Monday, September 20, 2010

Oh, man! I haven't thought about these in ages!

I only ever saw one issue of this back 1992 at a chain bookstore in the Inland Center mall in San Bernadino. I'd completely forgotten about it until tonight. The Acaeum rules.

Now I wonder how I can find myself some copies. eBay seems to be no help at all.

Friday, September 17, 2010

Imagining D&D, courtesy of Grognardia.

James Maliszewski at Grognardia asks "When you think about Dungeons & Dragons, the cover of what product comes first to mind?"

For me, that's easy. It's the first D&D book I ever owned, read, and used. Although I'd argue this particular cover pretty much perfectly depicts the game under any circumstances.

Runner-up? It has to be the Player's Handbook. No contest. And if had to ask "Which one?", you're probably at the wrong blog.

Anyway, to make up for boring you all with the two most obvious choices ever, I'll close with some of my favorite Dragon Magazine covers from when I was first getting into the game. These are pretty much guaranteed to be unique choices, since most of the Dragon nostalgia is focused on its early years. I imagine a lot of old school players weren't even reading Dragon during the 90s.
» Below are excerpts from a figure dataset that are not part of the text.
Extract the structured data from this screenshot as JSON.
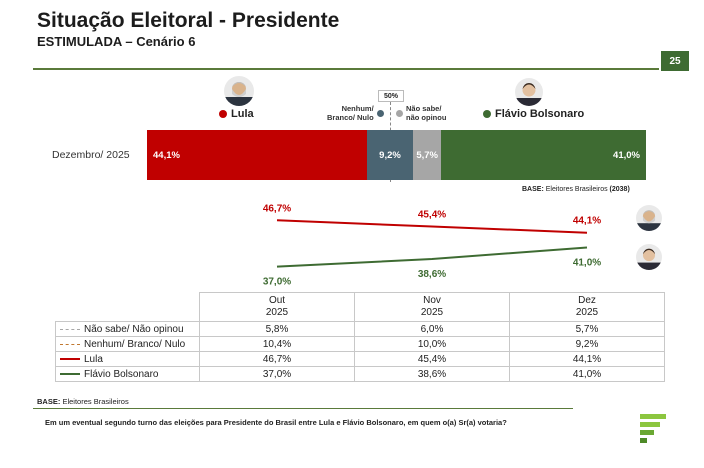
{
  "header": {
    "title": "Situação Eleitoral - Presidente",
    "subtitle": "ESTIMULADA – Cenário 6",
    "page_number": "25"
  },
  "candidates": {
    "lula": {
      "label": "Lula",
      "color": "#c00000"
    },
    "flavio": {
      "label": "Flávio Bolsonaro",
      "color": "#3e6b32"
    },
    "nenhum": {
      "label_line1": "Nenhum/",
      "label_line2": "Branco/ Nulo",
      "color": "#4a6472"
    },
    "nao_sabe": {
      "label_line1": "Não sabe/",
      "label_line2": "não opinou",
      "color": "#a6a6a6"
    }
  },
  "fifty_marker": "50%",
  "base_top": {
    "label": "BASE:",
    "text": "Eleitores Brasileiros",
    "count": "(2038)"
  },
  "base_bottom": {
    "label": "BASE:",
    "text": "Eleitores Brasileiros"
  },
  "question": "Em um eventual segundo turno das eleições para Presidente do Brasil entre Lula e Flávio Bolsonaro, em quem o(a) Sr(a) votaria?",
  "chart_data": [
    {
      "type": "bar",
      "stacked": true,
      "orientation": "horizontal",
      "categories": [
        "Dezembro/ 2025"
      ],
      "series": [
        {
          "name": "Lula",
          "values": [
            44.1
          ],
          "label": "44,1%",
          "color": "#c00000"
        },
        {
          "name": "Nenhum/ Branco/ Nulo",
          "values": [
            9.2
          ],
          "label": "9,2%",
          "color": "#4a6472"
        },
        {
          "name": "Não sabe/ não opinou",
          "values": [
            5.7
          ],
          "label": "5,7%",
          "color": "#a6a6a6"
        },
        {
          "name": "Flávio Bolsonaro",
          "values": [
            41.0
          ],
          "label": "41,0%",
          "color": "#3e6b32"
        }
      ],
      "xlim": [
        0,
        100
      ]
    },
    {
      "type": "line",
      "x": [
        "Out",
        "Nov",
        "Dez"
      ],
      "ylim": [
        30,
        52
      ],
      "series": [
        {
          "name": "Lula",
          "values": [
            46.7,
            45.4,
            44.1
          ],
          "labels": [
            "46,7%",
            "45,4%",
            "44,1%"
          ],
          "color": "#c00000"
        },
        {
          "name": "Flávio Bolsonaro",
          "values": [
            37.0,
            38.6,
            41.0
          ],
          "labels": [
            "37,0%",
            "38,6%",
            "41,0%"
          ],
          "color": "#3e6b32"
        }
      ]
    },
    {
      "type": "table",
      "columns": [
        {
          "line1": "Out",
          "line2": "2025"
        },
        {
          "line1": "Nov",
          "line2": "2025"
        },
        {
          "line1": "Dez",
          "line2": "2025"
        }
      ],
      "rows": [
        {
          "label": "Não sabe/ Não opinou",
          "values": [
            "5,8%",
            "6,0%",
            "5,7%"
          ],
          "color": "#a6a6a6",
          "style": "dashed"
        },
        {
          "label": "Nenhum/ Branco/ Nulo",
          "values": [
            "10,4%",
            "10,0%",
            "9,2%"
          ],
          "color": "#c07830",
          "style": "dashed"
        },
        {
          "label": "Lula",
          "values": [
            "46,7%",
            "45,4%",
            "44,1%"
          ],
          "color": "#c00000",
          "style": "solid"
        },
        {
          "label": "Flávio Bolsonaro",
          "values": [
            "37,0%",
            "38,6%",
            "41,0%"
          ],
          "color": "#3e6b32",
          "style": "solid"
        }
      ]
    }
  ]
}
For me, the best covers were more than just portraits. They had a great in media res quality that made you feel like you were looking through a window into a fantasy world where something marvelous was happening. And they practically forced you to ask questions. Who are these people (and/or creatures)? What are they doing? What do they want? What is this place I'm seeing and what would I find if I could visit it? Certainly, I've gone back and read many great Dragon issues that pre-date my early 90s start in the hobby, but these are some of the covers that I'll always remember best.